Brad Harris, Senior Manager – Oil and Gas.
Get a warning before you’re ever out of compliance.
With the advent of fracking and horizontal drilling, onshore lease contracts are getting more and more complicated. Lease provisions are getting more granular, time-sensitive and more punitive – and all in the land owner’s favor. Lawyers who used to chase ambulances are now looking at those contracts for their next big paycheck. Are you compliant with every provision? Hundreds of millions are at stake, and our custom oil and gas software will keep scavenging lawyers away. We will warn you before you’re non-compliant and take the risk out of these complex new contracts.
Lease Provision Tracking System
With the rise of continuous drilling, minimum production, royalty escalation and other provisions that need to constantly be monitored in order to remain compliant, old ways of tracking leases in jeopardy are no longer enough to keep up. And while lawyers comb your fine print, we’ve created a way to make sure they’ll never trap you. We built an integrated lease provision tracking solution that moved a client from managing long and detailed leases manually via a disconnected spreadsheet to an integrated system with real, current information on the well in consideration’s compliance status. On top of that, we created a notification engine to inform subscribers of well status changes that affect leases before they ever come into jeopardy.

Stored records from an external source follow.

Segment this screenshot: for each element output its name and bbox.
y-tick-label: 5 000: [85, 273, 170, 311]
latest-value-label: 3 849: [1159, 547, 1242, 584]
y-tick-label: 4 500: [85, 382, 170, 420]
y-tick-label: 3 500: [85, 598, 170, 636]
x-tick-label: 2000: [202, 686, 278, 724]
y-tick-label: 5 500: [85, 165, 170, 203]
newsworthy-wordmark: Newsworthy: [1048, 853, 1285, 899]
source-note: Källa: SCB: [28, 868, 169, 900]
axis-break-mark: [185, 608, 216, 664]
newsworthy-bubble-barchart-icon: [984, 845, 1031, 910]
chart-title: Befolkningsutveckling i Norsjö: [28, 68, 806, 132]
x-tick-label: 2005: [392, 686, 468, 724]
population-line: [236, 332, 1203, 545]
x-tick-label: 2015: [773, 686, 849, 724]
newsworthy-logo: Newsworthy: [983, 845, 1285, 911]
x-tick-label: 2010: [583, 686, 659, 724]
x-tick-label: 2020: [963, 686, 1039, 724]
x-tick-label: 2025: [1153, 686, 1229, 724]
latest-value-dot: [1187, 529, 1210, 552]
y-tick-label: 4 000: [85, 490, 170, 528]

Push for Data Standardization
As a separate initiative in the royalty compliance project, Entrance software helped standardize a process to ensure well data consistency across multiple systems. Wells, and their related data, are tracked in a variety of software applications for differing purposes depending on the department and system. Land, production, operations, drilling and reservoir all use these systems for their internal purposes, but much of the same pieces of well data are used throughout. To provide a consistent well view across departments, Entrance worked with key stakeholders to identify data points that are shared and which system should serve as the “system of record” for that data point. We then wrote an automated process to keep the well data synchronized across systems, as well as warn users of any potential issues with the synchronization process on a nightly basis. The notification sign-up user interface is surfaced through a standard SharePoint portal and allows users to determine which pieces of data they want to be notified about. In addition to sharing pieces of data about wells among these various systems, Entrance also identified a well’s standard “lifecycle”, meaning the various phases a well will transition to throughout its life. These would typically span: to be drilled, drilling, awaiting completion, producing / shut-in, plugged & abandoned (with some others). Rather than rely on a user to manually transition a well through these statuses during its lifecycle, we identified triggers that will automatically move a well’s status – for example, setting a spud date would transition a well to “drilling”, while setting a sold date would transition a well to “sold”.
The Benefit of Metadata
We connected systems from all of the different departments and determined what bits of data were important to communicating well-status. Important well data now sources, pushes and pulls through our centralized database. Our client now has a consistent company-wide system of systems that keeps information on each well’s status up to date – its SPUD date, rig release date, production information, etc. With good information, not only are users in every department now up to date and on the same page, users in the corner office have a much more accurate picture of what’s going on accross departments.